I feel myself shrink as I understand. This is no rescue, no lifeline. This is another noose around my family’s neck. If we take this money, we are doubly indebted—first to Darren Gansler and now to Amir’s family. I’m certain we’ll pay a steep price for both of these debts.
I hold out the envelope. “Take it back,” I say. “We don’t want it. Not from you.” It’s pride mixed with fear making me reckless, and even though my voice sounds firm, I know deep down that we need this money.
Amir doesn’t take it. “This is a long-term plan. Your family has a way of coming out on top, Laila. This time you need us. Next time we might need you. Besides, you should know by now that neither one of us really has a vote here.”
For a moment we’re frozen like this—me holding out the envelope, Amir not taking it. Out of nowhere it occurs to me that if Ian and I tilt toward one another, off balance and light, then Amir and I are welded together. Our pasts, our shared strangeness here, and our connected fates give us a weighty bond.
Slowly, I lower the envelope, silently accepting his conditions. I don’t like it. I don’t like accepting money from him, both because he has better uses for it and because, as I learned yesterday, my family is already so deeply indebted to his. This loan will cost too much either way. He knows it, and I know it.

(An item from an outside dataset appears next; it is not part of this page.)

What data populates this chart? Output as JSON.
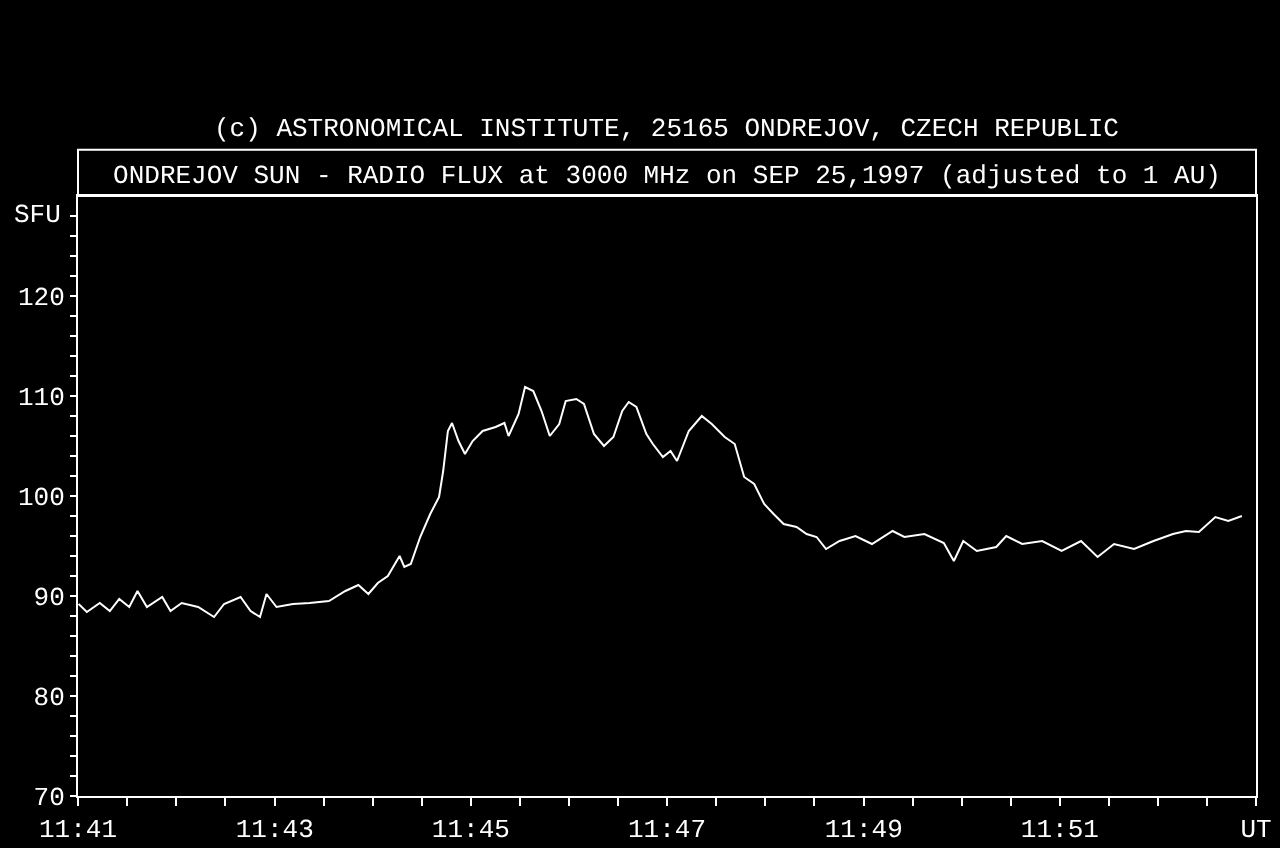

But welded together as we are, if I sink, he does too. I take the money.
INTENTIONS
The envelope is warm. This repulses me—it makes the money feel like a living, breathing burden, even though I know it’s only because Amir was carrying it inside his jacket.
I steam-train up the stairs, prepared to confront my mother. How dare she? Surely she didn’t know what she was asking.
Bastien sits in the hallway in front of our door, carefully sorting glass from paper. He learned about recycling in school, and he’s been a fanatic ever since. I don’t have the heart to tell him that I saw the building maintenance crew toss all the bins into one giant Dumpster, mixed together and headed to the same place as the rest of the trash. His intentions are noble, and the end result is out of his control.
“That’s a lot, right, Laila?” His brow is pinched.
I inspect his handiwork. Four clear and three green glass bottles. All alcohol except for a single empty jar of mayonnaise. Wine and gin and whatever else my mother now drinks in place of tea. “This is from just this week?”
Bastien nods. He looks worried, and I mentally commit to pay more attention to him.
“No, it’s not so much,” I lie. “Come on, I’ll help you take it downstairs.”
He only lets me carry the lightest pile, a small stack of newspapers. Bastien insists on carrying the bottles, stuffed into plastic grocery bags, by himself. I feel protective of him as he clinks down the stairs, and I wonder if that’s how my mother feels too. I hate that she asked for money from people so wounded by my father’s actions, but I can understand her instinct. She’s trying to keep us safe in the only way she knows how.
After Bastien finishes putting his recycling into the proper bins, we trudge back upstairs. My resolve to confront Mother is fading. I’ll give her the money without argument, I decide. But I will do everything I can to make sure she pays it back. It’s time our family repaid our debts.